Here are the excerpts, edited for clarity.

How do you feel about the state of advertising?
So much of it is a con. I have been in this forever, for almost 20 years, and I do know what is going on. And I know that no one calls bullshit on bullshit.

Are you implying that people don’t want to address major problems?
Yes. To give you an example, I was in a meeting and said, “Everything is cookie-based, what happens when you delete the cookies?” The reaction I got was worse than if someone had farted in an elevator.

Is there anything in particular that irritates you?
People buy traffic through ad networks and they run full-page prompts. On these full-page prompts, underneath the window you’re on, they pop another window and it may or may not be visible. That window has an autoplay video player in it with the sound turned off. And that is one of the simplest way to rack up traffic.

You sound skeptical of traffic statistics.
If you take the amount of traffic that is out there, and you look at the amount of traffic that is not parsed to Google, there is just not enough inventory in the world to back up all these impressions that publishers say they’re getting.

What drives this behavior? Misaligned incentives?
Absolutely. There are companies that are buying and selling within the same organization. If you are running the tech and paying off the third party doing the measurement, think about how it leaves itself open. I think there are a lot of people in on the con. They can take, maybe, 10 percent of the orange and squeeze it.

What makes you so certain that all this fraud is going on?
People like to compare ad tech to fintech. But if you take a look at how all the stock trades are done and regulated, you realize that people have still found ways to get ahead of the tunnel and the bidding system. If advertising is treating itself as that type of commodity, you know that same sort of shenanigans is going on as well.

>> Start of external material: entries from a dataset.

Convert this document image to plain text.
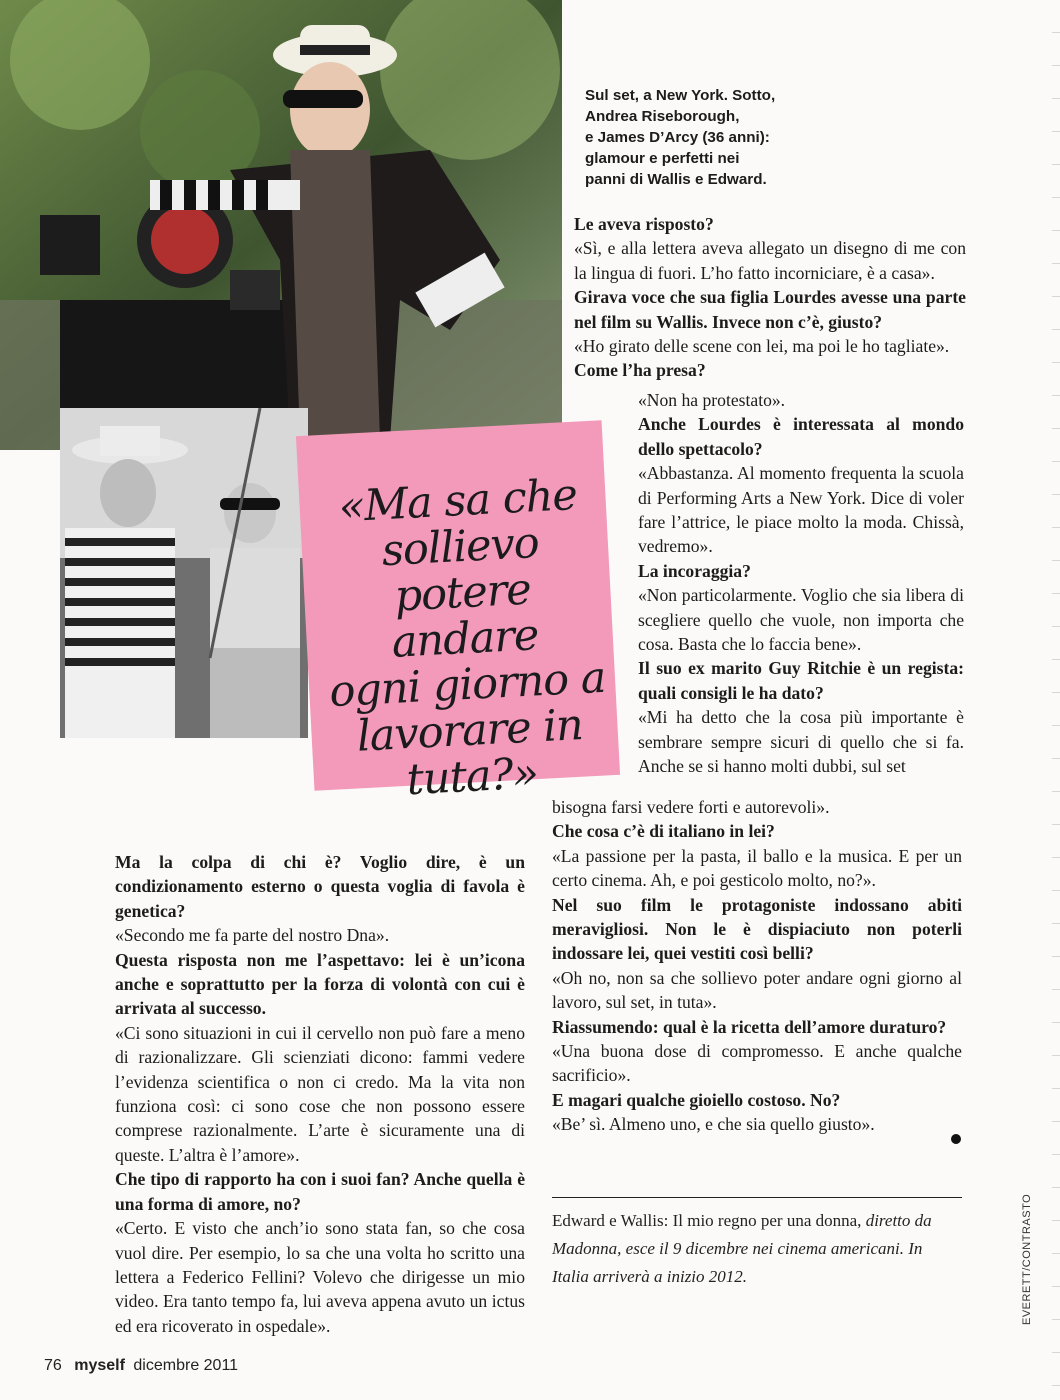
Sul set, a New York. Sotto,
Andrea Riseborough,
e James D’Arcy (36 anni):
glamour e perfetti nei
panni di Wallis e Edward.
«Ma sa che
sollievo
potere andare
ogni giorno a
lavorare in
tuta?»

Le aveva risposto?

«Sì, e alla lettera aveva allegato un disegno di me con la lingua di fuori. L’ho fatto incorniciare, è a casa».

Girava voce che sua figlia Lourdes avesse una parte nel film su Wallis. Invece non c’è, giusto?

«Ho girato delle scene con lei, ma poi le ho tagliate».

Come l’ha presa?

«Non ha protestato».

Anche Lourdes è interessata al mondo dello spettacolo?

«Abbastanza. Al momento frequenta la scuola di Performing Arts a New York. Dice di voler fare l’attrice, le piace molto la moda. Chissà, vedremo».

La incoraggia?

«Non particolarmente. Voglio che sia libera di scegliere quello che vuole, non importa che cosa. Basta che lo faccia bene».

Il suo ex marito Guy Ritchie è un regista: quali consigli le ha dato?

«Mi ha detto che la cosa più importante è sembrare sempre sicuri di quello che si fa. Anche se si hanno molti dubbi, sul set

bisogna farsi vedere forti e autorevoli».

Che cosa c’è di italiano in lei?

«La passione per la pasta, il ballo e la musica. E per un certo cinema. Ah, e poi gesticolo molto, no?».

Nel suo film le protagoniste indossano abiti meravigliosi. Non le è dispiaciuto non poterli indossare lei, quei vestiti così belli?

«Oh no, non sa che sollievo poter andare ogni giorno al lavoro, sul set, in tuta».

Riassumendo: qual è la ricetta dell’amore duraturo?

«Una buona dose di compromesso. E anche qualche sacrificio».

E magari qualche gioiello costoso. No?

«Be’ sì. Almeno uno, e che sia quello giusto».

Ma la colpa di chi è? Voglio dire, è un condizionamento esterno o questa voglia di favola è genetica?

«Secondo me fa parte del nostro Dna».

Questa risposta non me l’aspettavo: lei è un’icona anche e soprattutto per la forza di volontà con cui è arrivata al successo.

«Ci sono situazioni in cui il cervello non può fare a meno di razionalizzare. Gli scienziati dicono: fammi vedere l’evidenza scientifica o non ci credo. Ma la vita non funziona così: ci sono cose che non possono essere comprese razionalmente. L’arte è sicuramente una di queste. L’altra è l’amore».

Che tipo di rapporto ha con i suoi fan? Anche quella è una forma di amore, no?

«Certo. E visto che anch’io sono stata fan, so che cosa vuol dire. Per esempio, lo sa che una volta ho scritto una lettera a Federico Fellini? Volevo che dirigesse un mio video. Era tanto tempo fa, lui aveva appena avuto un ictus ed era ricoverato in ospedale».

Edward e Wallis: Il mio regno per una donna, diretto da Madonna, esce il 9 dicembre nei cinema americani. In Italia arriverà a inizio 2012.	EVERETT/CONTRASTO
76 myself dicembre 2011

Do you think marketers contribute to these antics?
I do. You are aware that there is payola out the ass, right? They call it rebates.

Could industry groups help stop this from happening?
There is this understanding that the IAB is a legitimate organization to control media and facilitate best practices. But the publishers, advertisers and tech firms, the big guys, all pay for this organization to be there. Meanwhile, this organization has yet to establish standards on how many ad units you can have on a page or how many server calls you can make.

But they did set a viewability standard.
They are saying one second is a viewability number. A human doesn’t see anything in one second. It takes you a second to react to anything. Where the fuck is the common sense in that? It should at least be five seconds.